Ma Moran’s Mescan-Soaked Christmas Cake

This is Christmas baking the Mescan way — rich, bold, and full of flavour. Inspired by a family favourite and brought to life with our Belgian-style beers, this cake swaps the usual spirits for Red Tripel, Spéartha Dorcha, or Beoir na Nollag. Soaked for days and matured for weeks, it’s the kind of cake that rewards patience — just like our beer.

Ingredients

Fruit Mix

  • 300g raisins

  • 300g sultanas

  • 300g currants

  • 80g glacé cherries

  • 50g mixed peel (preferably homemade)

  • 1½ bottles of Mescan Red Tripel, Spéartha Dorcha, or Beoir na Nollag

Cake Mix

  • 225g butter

  • 200g soft brown sugar

  • 4 extra-large free-range eggs

  • 225g self-raising flour

  • 1–2 tsp mixed spice (to taste)

  • 85g ground almonds

  • 50g flaked almonds (optional)

Method

Prepare the Fruit

  1. Combine all the dried fruit, glacé cherries, and mixed peel in a large mixing bowl.

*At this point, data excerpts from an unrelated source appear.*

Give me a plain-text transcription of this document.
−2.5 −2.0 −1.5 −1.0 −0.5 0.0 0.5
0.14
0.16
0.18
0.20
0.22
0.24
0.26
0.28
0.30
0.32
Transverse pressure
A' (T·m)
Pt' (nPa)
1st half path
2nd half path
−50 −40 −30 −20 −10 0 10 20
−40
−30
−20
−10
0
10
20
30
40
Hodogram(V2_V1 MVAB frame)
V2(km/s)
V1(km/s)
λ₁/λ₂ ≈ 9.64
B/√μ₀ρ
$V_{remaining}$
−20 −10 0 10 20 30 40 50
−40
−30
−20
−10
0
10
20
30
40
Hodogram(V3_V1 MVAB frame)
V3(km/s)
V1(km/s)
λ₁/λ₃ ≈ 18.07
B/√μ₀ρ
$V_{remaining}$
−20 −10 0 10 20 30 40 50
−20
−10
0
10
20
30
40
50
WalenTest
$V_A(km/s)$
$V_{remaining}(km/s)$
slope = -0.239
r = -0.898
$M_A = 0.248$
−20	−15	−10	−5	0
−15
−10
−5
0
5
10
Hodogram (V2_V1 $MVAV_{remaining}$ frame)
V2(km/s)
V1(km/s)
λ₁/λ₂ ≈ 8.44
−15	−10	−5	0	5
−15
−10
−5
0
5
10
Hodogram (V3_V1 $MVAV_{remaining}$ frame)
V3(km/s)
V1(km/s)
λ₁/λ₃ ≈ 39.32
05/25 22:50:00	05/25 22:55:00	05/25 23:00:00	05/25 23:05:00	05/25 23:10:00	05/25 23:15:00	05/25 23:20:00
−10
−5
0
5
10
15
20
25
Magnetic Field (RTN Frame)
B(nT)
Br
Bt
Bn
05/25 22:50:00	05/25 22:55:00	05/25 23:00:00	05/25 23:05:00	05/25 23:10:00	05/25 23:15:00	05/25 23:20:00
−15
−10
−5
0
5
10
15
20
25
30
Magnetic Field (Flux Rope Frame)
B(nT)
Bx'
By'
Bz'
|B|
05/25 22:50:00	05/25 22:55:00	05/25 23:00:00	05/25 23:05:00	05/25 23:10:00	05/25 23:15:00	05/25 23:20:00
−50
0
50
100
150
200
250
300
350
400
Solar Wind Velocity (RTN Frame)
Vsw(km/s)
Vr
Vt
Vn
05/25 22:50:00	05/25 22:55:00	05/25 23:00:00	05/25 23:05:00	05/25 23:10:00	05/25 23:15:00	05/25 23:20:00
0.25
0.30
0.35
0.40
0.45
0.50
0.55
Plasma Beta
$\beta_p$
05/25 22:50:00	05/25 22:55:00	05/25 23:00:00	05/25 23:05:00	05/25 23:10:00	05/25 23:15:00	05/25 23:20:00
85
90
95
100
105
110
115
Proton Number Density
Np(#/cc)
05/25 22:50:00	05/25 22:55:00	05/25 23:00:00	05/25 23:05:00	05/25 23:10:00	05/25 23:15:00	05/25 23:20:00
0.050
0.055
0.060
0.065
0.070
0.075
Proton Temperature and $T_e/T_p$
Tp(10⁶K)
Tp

  2. Pour over 1½ bottles of Mescan beer.

  3. Cover with a clean tea towel and leave to soak for at least 24 hours, or up to 3 days. Stir occasionally.

  4. (Optional but recommended: drink the remaining ½ bottle for quality control.)

Make the Cake

  1. Preheat the oven to 180 °C.

  2. Cream the butter and sugar together until light and fluffy.

  3. Beat in the eggs one at a time.

  4. Add flour, mixed spice, ground almonds, and flaked almonds (if using). Mix gently until just combined.

  5. Fold in the soaked fruit and any remaining beer in the bowl.

Prepare the Tin & Bake

  1. Line a 9″ round cake tin with buttered greaseproof paper and a layer of cardboard.

  2. Pour in the batter and level the top.

  3. Cover the top of the tin with a piece of cardboard to prevent over-browning.

  4. Bake at 180 °C for 2 hours. Check the centre with a knife:

    • If it’s still very soft, continue at 180 °C for 1–2 more hours.

    • If nearly done but still a bit wet inside, reduce to 160 °C and bake for another hour, checking every 30–60 minutes.

Cool & Mature

  1. Let the cake cool completely in the tin.

  2. Once cool, remove, wrap in foil, and store in a cool, dry place.

  3. Once a week, unwrap and drizzle a shot of Irish whiskey over the base.

  4. Allow to mature for at least one month before serving — longer is even better.